Please join us as we return to our Southern Literary Salon Series with Blue Roses of Tennessee Williams on the Tabor Stage on Friday, January 21 at 7:30 pm and Sunday, January 23 at 3:00 pm.
Generously sponsored by Irene and Fred Smith, Blue Roses is curated and directed by TSC Producing Artistic Director Dan McCleary.
The one-hour Salon will explore, in a theatrical form perhaps Mr. Williams would appreciate, the first decade of the life of Thomas Lanier Williams III as he is raised in Mississippi and is inspired to pen his first published poetry, correspondence, short stories, and first plays.
McCleary and a cast that includes TSC company members Claire Hayner, Lauren Gunn, Michael Khanlarian, and Nicolas Dureaux Picou will perform scenes from The Glass Menagerie and A Streetcar Named Desire with music – and a Williams-inspired cocktail or two. The Salon introduces TSC Young Company actor Collins McCleary has Tom Williams.
TSC returns to the work of Williams for the first time since its impressionist production of The Glass Menagerie was presented outdoors on the grounds of The Dixon Gallery & Gardens in 2012.
“My sense over the past few decades of Williams’ relationship to Mississippi was not based in scholarship, rather in a lifetime of playing his characters and directing his plays,” says McCleary. “But as is so often the case with our Salons, I discovered my assumptions required more biographical information. Yes, Williams was sometimes sickly, and his family moved frequently, and he was challenged by a religious rigidity and a father that seemingly gave up on him in his absence. But young Tom also had his older sister Rose and his mother, and vivid story-telling, and a pastoral vista that made the Magnolia state a Valhalla for him – especially after his family had to re-locate to St. Louis. His earliest writing and first plays are firmly linked to the beauty, poetry, relationships, and spirituality around which he was raised. Mississippi was home, and he appears to be always seeking a poetic return.”
Artist and Production Bios
Michael Khanlarian (Senior Artist-Manager) TSC: King Henry VI: The Wars of the Roses, Macbeth Initiative, Julius Caesar, Two Gentlemen of Verona, Macbeth, As You Like It, The Comedy of Errors, Much Ado About Nothing, To Kill a Mockingbird, Henry V, All’s Well That Ends Well, Twelfth Night, Othello, As You Like It, Romeo and Juliet. Education: University of Memphis. Michael is a founding member of TSC.
Lauren Gunn (Company member) TSC: Ada and the Engine, Macbeth, Henry VI: The Wars of the Roses, Romeo and Juliet, Miss Bennet: Christmas at Pemberley. Southern Arena Theatre: Boeing Boeing, I Hate Hamlet. New Stage Theatre: A Midsummer Night’s Dream, Crimes of the Heart, A Christmas Carol, Cat in the Hat. Fish Tale Group Theatre: Voice of Freedom Summer. Unframed: Constellations, Gruesome Playground Injuries. Lauren is originally from Jackson, MS. Education: University of Southern Mississippi (M.F.A. in Acting).

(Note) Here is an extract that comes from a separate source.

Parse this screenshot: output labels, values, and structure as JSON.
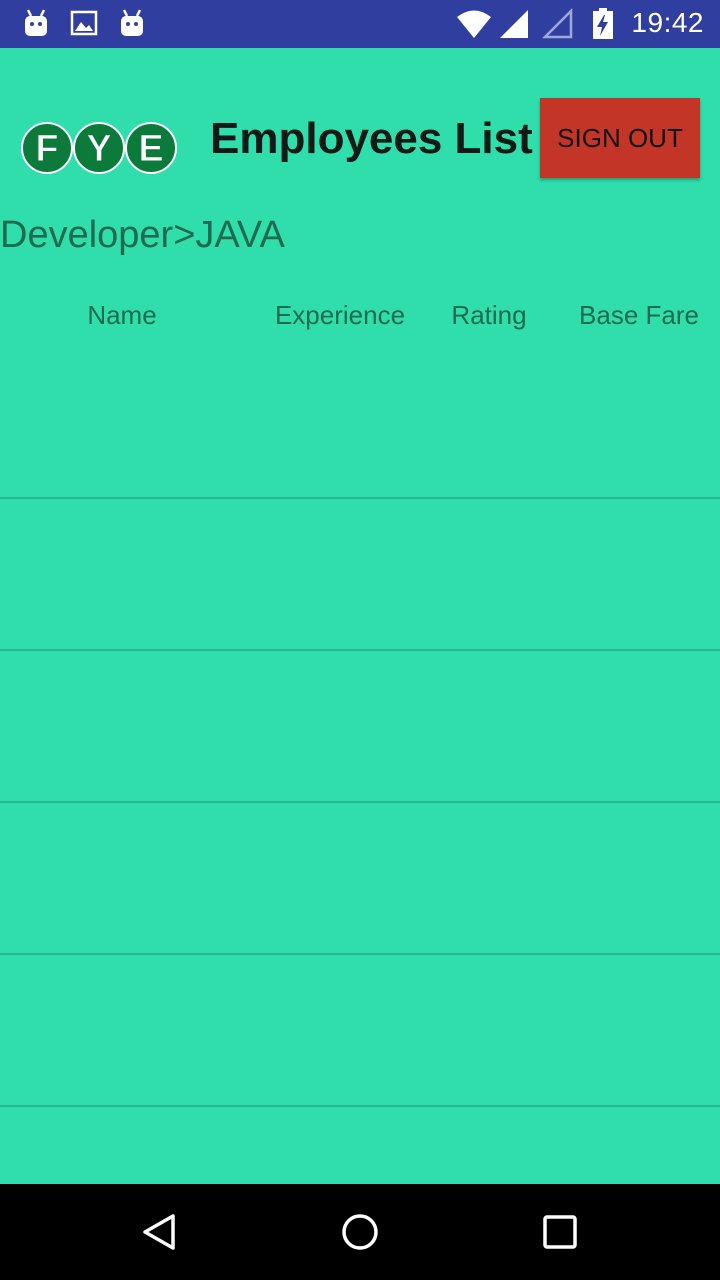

Claire Hayner (Company member) TSC: Julius Caesar, Miss Bennet: Christmas at Pemberley, As You Like It, Macbeth, The Comedy of Errors. Other credits: A Little Night Music, Love’s Labor’s Lost, Les Misérables, Present Laughter, Singing in the Rain, Sunset Boulevard, Collected Stories, A Funny Thing…Forum, Into The Woods, Cyrano de Bergerac. Education: University of Memphis (B.F.A. in Theatre Performance). Claire hails from New York City.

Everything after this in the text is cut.